Of the ten candidate variables, four were identified as independent adverse prognostic factors through multivariate analysis:
– Stage IV disease
– Age greater than 60 years
– Presence of large-cell transformation (histologic shift to large atypical malignant cells)
– Elevated serum lactate dehydrogenase (LDH) levels, reflecting tumor burden or cell turnover
Utilizing these markers, a prognostic index was developed, categorizing patients into three risk groups regardless of clinical stage:
– Low risk (none or one adverse factor): 5-year OS of 68%
– Intermediate risk (two adverse factors): 5-year OS of 44%
– High risk (three or four adverse factors): 5-year OS of 28%
This model refined prognostic stratification beyond traditional staging alone.
Expert Commentary
The study represents the largest international dataset assessing advanced MF and SS prognosis, addressing prior limitations of small cohorts. By systematically evaluating multiple clinicopathologic and molecular factors, the authors have elucidated key determinants of survival that can inform patient counseling and clinical trial stratification.
The finding that stage III patients fared unexpectedly better than stage IIB may reflect heterogeneity in skin versus nodal involvement or sampling biases. Large-cell transformation emerged as a robust marker of aggressive biology, consistent with prior literature.
Elevated LDH is a nonspecific but valuable indicator of tumor activity and is readily available in clinical practice. Age remains a critical risk modifier, likely reflecting comorbidities and tolerance to therapies.
Limitations include retrospective design, potential inter-center variability in clinical assessments, and missing data for some markers such as proliferation index and CD30 expression, which did not emerge as independent factors here but merit further investigation.

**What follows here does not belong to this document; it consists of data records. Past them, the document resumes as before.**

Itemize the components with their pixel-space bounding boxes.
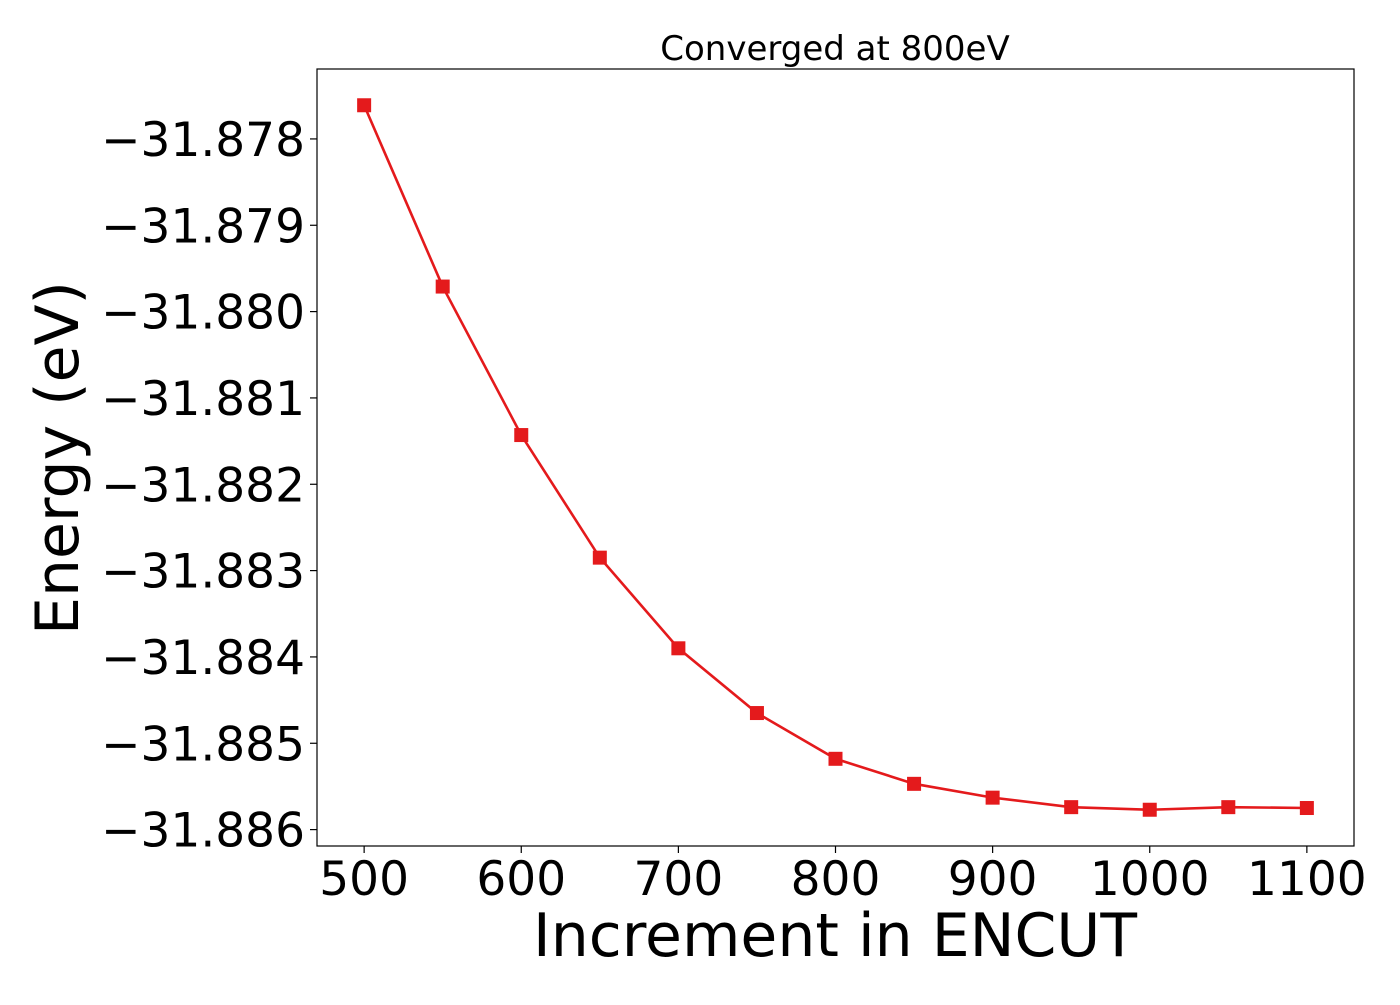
x-axis-label: Increment in ENCUT (533, 901, 1137, 971)
y-axis: −31.878 −31.879 −31.880 −31.881 −31.882 −31.8… (101, 113, 317, 859)
x-axis: 500 600 700 800 900 1000 1100 (319, 846, 1367, 907)
plot-area-frame (316, 68, 1355, 847)
y-tick-label: −31.881 (101, 372, 305, 427)
x-tick-label: 1100 (1247, 852, 1367, 907)
data-point-marker (357, 98, 372, 113)
x-tick-label: 500 (319, 852, 409, 907)
y-tick-label: −31.883 (101, 545, 305, 600)
x-tick-label: 800 (791, 852, 881, 907)
y-tick-label: −31.886 (101, 804, 305, 859)
data-point-marker (1221, 800, 1236, 815)
x-tick-label: 1000 (1090, 852, 1210, 907)
data-point-marker (1064, 800, 1079, 815)
data-point-marker (1299, 801, 1314, 816)
x-tick-label: 900 (948, 852, 1038, 907)
data-point-marker (435, 279, 450, 294)
data-point-marker (749, 706, 764, 721)
y-tick-label: −31.882 (101, 458, 305, 513)
x-tick-label: 700 (634, 852, 724, 907)
y-axis-label: Energy (eV) (23, 281, 93, 635)
data-point-marker (907, 776, 922, 791)
data-point-marker (592, 550, 607, 565)
y-tick-label: −31.878 (101, 113, 305, 168)
series-layer (357, 98, 1314, 817)
y-tick-label: −31.885 (101, 717, 305, 772)
data-point-marker (514, 428, 529, 443)
y-tick-label: −31.880 (101, 286, 305, 341)
series-line (362, 104, 1307, 812)
data-point-marker (1142, 802, 1157, 817)
y-tick-label: −31.879 (101, 199, 305, 254)
data-point-marker (828, 751, 843, 766)
x-tick-label: 600 (476, 852, 566, 907)
data-point-marker (671, 641, 686, 656)
chart-title: Converged at 800eV (660, 29, 1009, 69)
y-tick-label: −31.884 (101, 631, 305, 686)
data-point-marker (985, 790, 1000, 805)
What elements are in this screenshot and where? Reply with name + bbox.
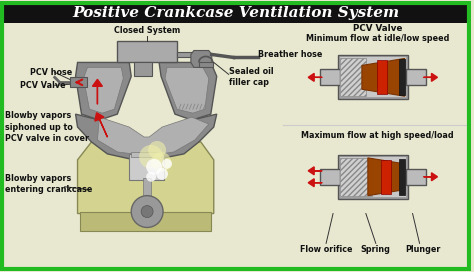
Bar — [340, 158, 372, 196]
Circle shape — [131, 196, 163, 227]
Bar — [340, 157, 406, 197]
Bar — [320, 169, 340, 185]
Circle shape — [151, 152, 171, 172]
Bar — [2, 3, 469, 23]
Bar — [134, 63, 152, 76]
Bar — [131, 152, 162, 157]
Bar — [399, 159, 405, 195]
Text: Breather hose: Breather hose — [258, 50, 323, 59]
Text: Blowby vapors
entering crankcase: Blowby vapors entering crankcase — [5, 174, 92, 194]
FancyArrow shape — [92, 79, 102, 104]
Polygon shape — [83, 67, 123, 113]
Bar — [406, 69, 426, 85]
Polygon shape — [368, 158, 405, 196]
Bar — [129, 154, 164, 180]
Circle shape — [146, 172, 156, 182]
FancyArrow shape — [308, 167, 322, 175]
Circle shape — [141, 206, 153, 218]
Polygon shape — [165, 67, 209, 113]
Text: PCV Valve: PCV Valve — [353, 24, 402, 33]
FancyArrow shape — [424, 73, 438, 81]
Bar — [406, 169, 426, 185]
Circle shape — [146, 159, 162, 175]
Polygon shape — [191, 51, 212, 67]
Circle shape — [148, 141, 166, 159]
Bar — [377, 60, 387, 94]
Text: Plunger: Plunger — [405, 245, 440, 254]
Text: Flow orifice: Flow orifice — [300, 245, 352, 254]
Text: Sealed oil
filler cap: Sealed oil filler cap — [228, 67, 273, 87]
FancyArrow shape — [424, 173, 438, 181]
Text: Closed System: Closed System — [114, 26, 180, 35]
Text: Minimum flow at idle/low speed: Minimum flow at idle/low speed — [306, 34, 449, 43]
Bar — [70, 77, 88, 87]
Bar — [338, 55, 408, 99]
Bar — [399, 60, 405, 95]
Circle shape — [156, 168, 168, 180]
Bar — [338, 155, 408, 199]
Polygon shape — [362, 58, 405, 96]
Bar — [199, 63, 213, 67]
Polygon shape — [75, 63, 131, 120]
Bar — [381, 160, 391, 194]
Bar — [80, 212, 211, 231]
Bar — [118, 41, 177, 63]
Polygon shape — [98, 117, 209, 156]
Circle shape — [162, 159, 172, 169]
Text: Blowby vapors
siphoned up to
PCV valve in cover: Blowby vapors siphoned up to PCV valve i… — [5, 112, 89, 143]
Text: PCV Valve: PCV Valve — [20, 81, 65, 90]
Text: Spring: Spring — [361, 245, 391, 254]
Polygon shape — [78, 142, 214, 214]
Polygon shape — [159, 63, 217, 120]
Circle shape — [139, 145, 163, 169]
Bar — [320, 69, 340, 85]
Polygon shape — [177, 52, 199, 57]
Bar — [340, 57, 406, 97]
Text: Maximum flow at high speed/load: Maximum flow at high speed/load — [301, 131, 454, 140]
FancyArrow shape — [308, 179, 322, 187]
Text: PCV hose: PCV hose — [30, 68, 72, 77]
Polygon shape — [75, 114, 217, 160]
Text: Positive Crankcase Ventilation System: Positive Crankcase Ventilation System — [72, 6, 399, 20]
FancyArrow shape — [95, 113, 108, 137]
Bar — [143, 178, 151, 209]
FancyArrow shape — [308, 73, 322, 81]
Bar — [340, 58, 366, 96]
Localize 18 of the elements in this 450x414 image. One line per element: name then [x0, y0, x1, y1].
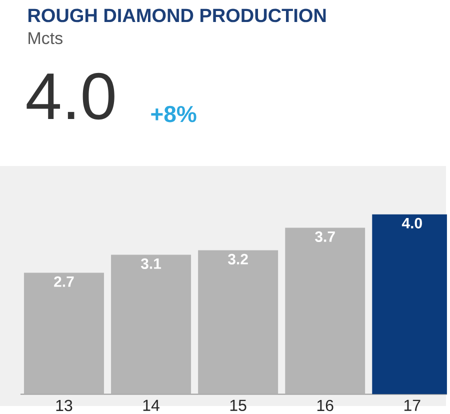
text: 4.0	[26, 72, 114, 120]
data-label: 3.1	[140, 258, 162, 269]
x-tick-label: 17	[404, 400, 420, 411]
x-tick-label: 16	[317, 400, 334, 411]
bar	[24, 272, 104, 394]
bar	[111, 254, 192, 394]
chart-subtitle: Mcts	[28, 32, 62, 44]
bar	[198, 250, 278, 394]
chart-title: ROUGH DIAMOND PRODUCTION	[28, 8, 326, 22]
data-label: 2.7	[54, 276, 74, 287]
data-label: 3.2	[228, 254, 248, 264]
x-tick-label: 14	[143, 400, 160, 411]
x-tick-label: 13	[56, 400, 72, 411]
data-label: 3.7	[315, 231, 335, 242]
data-label: 4.0	[402, 218, 422, 228]
x-tick-label: 15	[230, 400, 246, 411]
text: +8%	[151, 106, 196, 122]
bar	[285, 228, 366, 394]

Future prospective studies integrating genomic and immunologic profiling may enhance the prognostic precision.
Conclusion
This collaborative international study significantly advances the understanding of prognostic factors in advanced-stage MF and SS. By integrating disease stage, age, histopathologic transformation, and laboratory markers into a prognostic index, clinicians can better stratify patients by risk, enabling more personalized therapeutic approaches and optimizing enrollment for clinical trials.
As the therapeutic landscape evolves with novel agents, robust risk stratification will be essential to improve outcomes in these challenging cutaneous lymphomas.
Funding and Registration
The study was supported by the Cutaneous Lymphoma International Consortium with contributions from participating academic centers. No specific clinicaltrials.gov registration was reported.
References
Scarisbrick JJ, Prince HM, Vermeer MH, et al. Cutaneous Lymphoma International Consortium Study of Outcome in Advanced Stages of Mycosis Fungoides and Sézary Syndrome: Effect of Specific Prognostic Markers on Survival and Development of a Prognostic Model. J Clin Oncol. 2015 Nov 10;33(32):3766-73. doi:10.1200/JCO.2015.61.7142. PMID: 26438120; PMCID: PMC4979132.